Qual a necessidade de mais um site de cultura pop?

#GONGSHOW questiona a real necessidade de mais um site de cultura pop no Brasil.

Erudito é um sujeito que tem mais cultura do que cabe nele” — FERNANDES, Millôr.

Gente, não sei vocês, mas eu já tô é cansado da cultura pop. Sei lá. Acho que ainda estou meio traumatizado depois do flop monstruoso do ARTPOP da Lady Gaga e acredito que tudo que esteja relacionado à cultura pop tende a dar errado.

Porque, vamos falar a verdade, cultura pop nem é cultura. É como um chiclete vagabundo que depois de cinco mastigadas o sabor já foi embora e você precisa jogar fora e pegar outro chiclete. É como ouvir Blank Space da menina Sulfite agora em dezembro. Qual o gosto que ainda tem? É mastigar borracha escolar.

Cultura pop é como usar calças boca de sino quando o que a moda pede é saint tropez. Ou então usar vermelho quando laranja é o novo preto. Se uma hora tá de um jeito, no instante seguinte tá de outro. Os dez mandamentos até outrora dominava as redes sociais, e agora? Cadê?

Não era bem desses dez mandamentos que a gente tava falando…

A cultura pop é tão irrelevante e tão voltada para si mesmo que seis amigos super sem graça de Nova Iorque continuam fazendo sucesso, mesmo sendo uma das piores coisas de comédia já criadas. Ou as renovações eternas de histórias que já tinham que passar desta para melhor, mas continuam vivendo como zumbis.

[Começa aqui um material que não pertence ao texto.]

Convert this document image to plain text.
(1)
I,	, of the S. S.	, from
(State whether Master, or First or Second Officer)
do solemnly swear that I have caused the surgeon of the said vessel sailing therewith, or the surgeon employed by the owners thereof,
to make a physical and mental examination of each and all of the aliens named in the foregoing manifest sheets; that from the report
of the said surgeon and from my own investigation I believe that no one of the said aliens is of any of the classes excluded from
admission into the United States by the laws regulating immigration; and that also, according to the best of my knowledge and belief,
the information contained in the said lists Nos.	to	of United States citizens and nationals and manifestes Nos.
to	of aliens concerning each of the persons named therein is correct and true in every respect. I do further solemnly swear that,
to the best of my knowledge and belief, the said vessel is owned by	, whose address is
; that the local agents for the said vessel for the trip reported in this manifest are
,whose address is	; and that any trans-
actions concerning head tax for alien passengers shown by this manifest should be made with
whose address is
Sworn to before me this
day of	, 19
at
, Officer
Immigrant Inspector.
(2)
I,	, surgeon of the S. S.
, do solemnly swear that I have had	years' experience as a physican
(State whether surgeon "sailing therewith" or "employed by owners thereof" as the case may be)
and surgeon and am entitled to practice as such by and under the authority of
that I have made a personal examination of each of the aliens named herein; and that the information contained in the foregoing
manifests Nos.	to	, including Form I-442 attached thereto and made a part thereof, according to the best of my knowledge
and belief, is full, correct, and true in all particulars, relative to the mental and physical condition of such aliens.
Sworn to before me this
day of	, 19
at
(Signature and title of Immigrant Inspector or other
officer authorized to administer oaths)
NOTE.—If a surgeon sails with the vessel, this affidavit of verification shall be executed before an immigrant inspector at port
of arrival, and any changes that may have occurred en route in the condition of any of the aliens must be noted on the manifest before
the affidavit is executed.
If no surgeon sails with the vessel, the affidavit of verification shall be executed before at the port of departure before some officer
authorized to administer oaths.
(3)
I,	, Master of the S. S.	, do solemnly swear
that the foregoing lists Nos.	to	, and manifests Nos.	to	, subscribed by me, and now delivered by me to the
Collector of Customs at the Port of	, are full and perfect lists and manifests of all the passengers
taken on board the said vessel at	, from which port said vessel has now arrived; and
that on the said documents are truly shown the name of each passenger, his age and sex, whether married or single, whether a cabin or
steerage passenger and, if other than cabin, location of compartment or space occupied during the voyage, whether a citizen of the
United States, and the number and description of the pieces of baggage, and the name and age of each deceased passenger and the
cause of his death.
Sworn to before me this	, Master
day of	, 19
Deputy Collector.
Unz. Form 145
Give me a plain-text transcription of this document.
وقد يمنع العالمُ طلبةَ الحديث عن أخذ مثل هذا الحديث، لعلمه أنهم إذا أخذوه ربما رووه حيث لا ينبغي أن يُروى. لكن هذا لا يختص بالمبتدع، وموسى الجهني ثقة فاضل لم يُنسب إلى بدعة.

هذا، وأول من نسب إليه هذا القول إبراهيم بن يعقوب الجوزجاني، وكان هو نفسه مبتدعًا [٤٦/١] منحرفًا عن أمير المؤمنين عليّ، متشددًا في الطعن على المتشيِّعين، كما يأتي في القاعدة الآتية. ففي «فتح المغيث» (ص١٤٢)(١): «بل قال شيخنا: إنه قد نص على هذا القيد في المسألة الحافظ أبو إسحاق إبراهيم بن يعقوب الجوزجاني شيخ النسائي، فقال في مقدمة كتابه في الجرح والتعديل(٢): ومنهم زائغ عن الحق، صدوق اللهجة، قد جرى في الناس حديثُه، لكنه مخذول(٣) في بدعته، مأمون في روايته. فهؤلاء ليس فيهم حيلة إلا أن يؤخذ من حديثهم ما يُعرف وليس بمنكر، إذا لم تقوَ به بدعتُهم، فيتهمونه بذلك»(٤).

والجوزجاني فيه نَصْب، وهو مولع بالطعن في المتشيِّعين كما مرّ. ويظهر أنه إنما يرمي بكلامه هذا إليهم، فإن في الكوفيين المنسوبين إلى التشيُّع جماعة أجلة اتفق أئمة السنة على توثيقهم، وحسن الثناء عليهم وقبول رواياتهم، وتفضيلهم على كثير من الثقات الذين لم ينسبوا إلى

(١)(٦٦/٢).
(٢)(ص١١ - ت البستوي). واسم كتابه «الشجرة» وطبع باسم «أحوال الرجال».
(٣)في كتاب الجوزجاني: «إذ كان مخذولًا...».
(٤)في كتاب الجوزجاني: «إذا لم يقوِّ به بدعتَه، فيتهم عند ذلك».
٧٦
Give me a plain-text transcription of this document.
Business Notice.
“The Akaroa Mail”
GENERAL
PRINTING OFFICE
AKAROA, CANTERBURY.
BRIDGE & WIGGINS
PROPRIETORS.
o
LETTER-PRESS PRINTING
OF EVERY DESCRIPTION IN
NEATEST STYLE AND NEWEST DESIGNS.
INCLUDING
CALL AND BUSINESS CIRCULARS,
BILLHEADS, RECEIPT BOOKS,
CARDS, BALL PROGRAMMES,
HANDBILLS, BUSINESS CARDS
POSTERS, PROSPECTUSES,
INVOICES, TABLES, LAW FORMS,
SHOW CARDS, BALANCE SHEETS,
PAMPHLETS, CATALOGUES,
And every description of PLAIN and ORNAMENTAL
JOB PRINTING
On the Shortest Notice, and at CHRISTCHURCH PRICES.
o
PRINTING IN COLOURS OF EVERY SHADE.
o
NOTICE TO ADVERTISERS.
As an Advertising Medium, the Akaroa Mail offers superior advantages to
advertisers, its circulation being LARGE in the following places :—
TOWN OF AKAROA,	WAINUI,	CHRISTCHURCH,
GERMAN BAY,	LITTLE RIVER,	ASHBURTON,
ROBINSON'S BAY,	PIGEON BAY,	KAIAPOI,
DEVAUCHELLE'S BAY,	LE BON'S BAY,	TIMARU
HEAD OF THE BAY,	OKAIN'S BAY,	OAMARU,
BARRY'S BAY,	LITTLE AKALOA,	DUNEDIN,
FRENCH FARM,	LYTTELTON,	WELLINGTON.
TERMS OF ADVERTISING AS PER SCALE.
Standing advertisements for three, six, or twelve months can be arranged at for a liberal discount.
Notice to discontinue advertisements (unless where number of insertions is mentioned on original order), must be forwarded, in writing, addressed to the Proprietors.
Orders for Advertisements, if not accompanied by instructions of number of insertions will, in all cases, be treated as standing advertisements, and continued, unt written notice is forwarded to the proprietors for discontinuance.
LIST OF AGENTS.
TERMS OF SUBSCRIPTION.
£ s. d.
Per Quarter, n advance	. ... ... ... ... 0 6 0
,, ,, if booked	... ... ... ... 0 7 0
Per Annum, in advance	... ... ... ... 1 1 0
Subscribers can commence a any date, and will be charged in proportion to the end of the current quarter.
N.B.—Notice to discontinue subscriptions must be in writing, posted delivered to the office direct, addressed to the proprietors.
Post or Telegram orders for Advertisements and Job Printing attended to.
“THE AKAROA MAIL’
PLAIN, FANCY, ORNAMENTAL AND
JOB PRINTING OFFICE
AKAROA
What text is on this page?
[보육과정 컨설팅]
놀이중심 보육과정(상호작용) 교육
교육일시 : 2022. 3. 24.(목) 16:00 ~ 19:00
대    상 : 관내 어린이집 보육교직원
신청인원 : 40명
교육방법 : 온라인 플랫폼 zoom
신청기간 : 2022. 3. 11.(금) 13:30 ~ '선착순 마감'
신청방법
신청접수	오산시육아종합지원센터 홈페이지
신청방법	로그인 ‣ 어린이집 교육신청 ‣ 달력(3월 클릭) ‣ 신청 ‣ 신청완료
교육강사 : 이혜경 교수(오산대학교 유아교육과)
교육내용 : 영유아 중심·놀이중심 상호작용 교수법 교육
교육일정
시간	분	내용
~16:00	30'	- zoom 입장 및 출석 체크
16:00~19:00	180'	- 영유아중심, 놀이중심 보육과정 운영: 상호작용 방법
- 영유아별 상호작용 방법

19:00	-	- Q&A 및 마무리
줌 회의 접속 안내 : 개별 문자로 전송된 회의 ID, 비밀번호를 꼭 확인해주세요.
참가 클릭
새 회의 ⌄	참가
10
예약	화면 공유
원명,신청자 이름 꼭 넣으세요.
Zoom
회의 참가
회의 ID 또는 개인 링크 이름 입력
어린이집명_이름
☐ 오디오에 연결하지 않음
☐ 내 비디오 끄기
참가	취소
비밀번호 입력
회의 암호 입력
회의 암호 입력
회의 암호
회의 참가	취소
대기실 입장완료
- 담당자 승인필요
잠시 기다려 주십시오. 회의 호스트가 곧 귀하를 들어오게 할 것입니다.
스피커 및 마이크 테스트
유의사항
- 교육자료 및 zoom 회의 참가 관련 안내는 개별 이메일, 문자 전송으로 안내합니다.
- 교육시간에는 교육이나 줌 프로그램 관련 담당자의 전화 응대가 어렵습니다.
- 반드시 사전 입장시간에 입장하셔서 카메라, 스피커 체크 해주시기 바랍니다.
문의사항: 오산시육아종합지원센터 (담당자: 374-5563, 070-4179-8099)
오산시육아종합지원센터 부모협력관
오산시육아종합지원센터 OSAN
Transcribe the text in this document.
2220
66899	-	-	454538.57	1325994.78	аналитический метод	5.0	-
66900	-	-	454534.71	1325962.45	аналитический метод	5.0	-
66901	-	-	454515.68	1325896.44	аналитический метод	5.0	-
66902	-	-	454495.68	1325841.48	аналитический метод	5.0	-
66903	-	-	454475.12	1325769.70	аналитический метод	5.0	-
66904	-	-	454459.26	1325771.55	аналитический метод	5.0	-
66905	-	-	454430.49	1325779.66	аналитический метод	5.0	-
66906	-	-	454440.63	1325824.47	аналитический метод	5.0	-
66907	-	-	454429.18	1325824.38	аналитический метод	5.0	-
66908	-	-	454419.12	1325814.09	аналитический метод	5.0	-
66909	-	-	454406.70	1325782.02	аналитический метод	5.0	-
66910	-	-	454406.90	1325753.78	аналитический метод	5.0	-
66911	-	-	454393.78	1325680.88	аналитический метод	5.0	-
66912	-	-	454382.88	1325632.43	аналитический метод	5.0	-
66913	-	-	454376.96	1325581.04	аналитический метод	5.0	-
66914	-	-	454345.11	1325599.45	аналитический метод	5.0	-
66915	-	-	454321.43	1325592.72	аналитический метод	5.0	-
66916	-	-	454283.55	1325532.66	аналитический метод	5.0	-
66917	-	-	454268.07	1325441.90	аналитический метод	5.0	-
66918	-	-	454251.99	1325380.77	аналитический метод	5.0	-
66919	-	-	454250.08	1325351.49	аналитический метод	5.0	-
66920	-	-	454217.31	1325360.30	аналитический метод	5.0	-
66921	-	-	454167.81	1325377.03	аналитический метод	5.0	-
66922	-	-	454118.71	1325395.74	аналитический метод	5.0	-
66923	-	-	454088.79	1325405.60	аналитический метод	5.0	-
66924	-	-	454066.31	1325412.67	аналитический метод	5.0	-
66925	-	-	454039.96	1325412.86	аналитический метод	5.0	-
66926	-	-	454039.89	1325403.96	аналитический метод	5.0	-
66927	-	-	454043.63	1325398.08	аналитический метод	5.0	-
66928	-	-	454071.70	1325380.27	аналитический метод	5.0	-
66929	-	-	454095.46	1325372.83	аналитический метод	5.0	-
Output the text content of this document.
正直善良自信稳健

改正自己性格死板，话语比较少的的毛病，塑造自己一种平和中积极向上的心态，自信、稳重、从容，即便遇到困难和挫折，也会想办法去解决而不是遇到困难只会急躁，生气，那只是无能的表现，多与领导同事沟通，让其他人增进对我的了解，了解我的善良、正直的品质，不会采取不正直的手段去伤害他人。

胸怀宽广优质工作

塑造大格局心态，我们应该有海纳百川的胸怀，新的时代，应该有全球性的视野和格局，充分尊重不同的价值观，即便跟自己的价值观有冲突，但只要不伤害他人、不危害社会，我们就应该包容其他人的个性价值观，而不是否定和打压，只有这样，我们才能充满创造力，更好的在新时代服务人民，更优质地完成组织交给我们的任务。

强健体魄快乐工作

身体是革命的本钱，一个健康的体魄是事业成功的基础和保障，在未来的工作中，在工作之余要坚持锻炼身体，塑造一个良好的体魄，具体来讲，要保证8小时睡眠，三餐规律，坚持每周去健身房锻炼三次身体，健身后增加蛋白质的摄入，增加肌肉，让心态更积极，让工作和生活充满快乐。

Aliás, zumbis é outra que a cultura pop insiste em revitalizar de maneira mais séria. Poxa, zumbi que é zumbi come cérebro no melhor estilo George Romero. Mas os espertinhos do pop preferem pintá-los com tintas monocromáticas envoltos em uma roupagem de seriedade e questões filosóficas tão profundas quanto uma poça d’água.

É igual a proliferação de séries de super heróis que invadiu a televisão. Sério. Parecem coelhos no cio, parecem porquinhos da índia se acasalando como se não houvesse amanhã. E a cada dia surge mais uma série de super herói. Tem arqueiro, tem velocista, tem demônio, tem canário viva e canário morta. Tem pra todos os gostos e desgostos.

Sem contar que cultura pop é muito clichê. Tão clichê que parece membro de boy band assumindo que é gay depois que a banda termina. A cada dia é uma Westlife, Boyzone, New Kids on The Block, N’Sync, Backstreet Boys diferente.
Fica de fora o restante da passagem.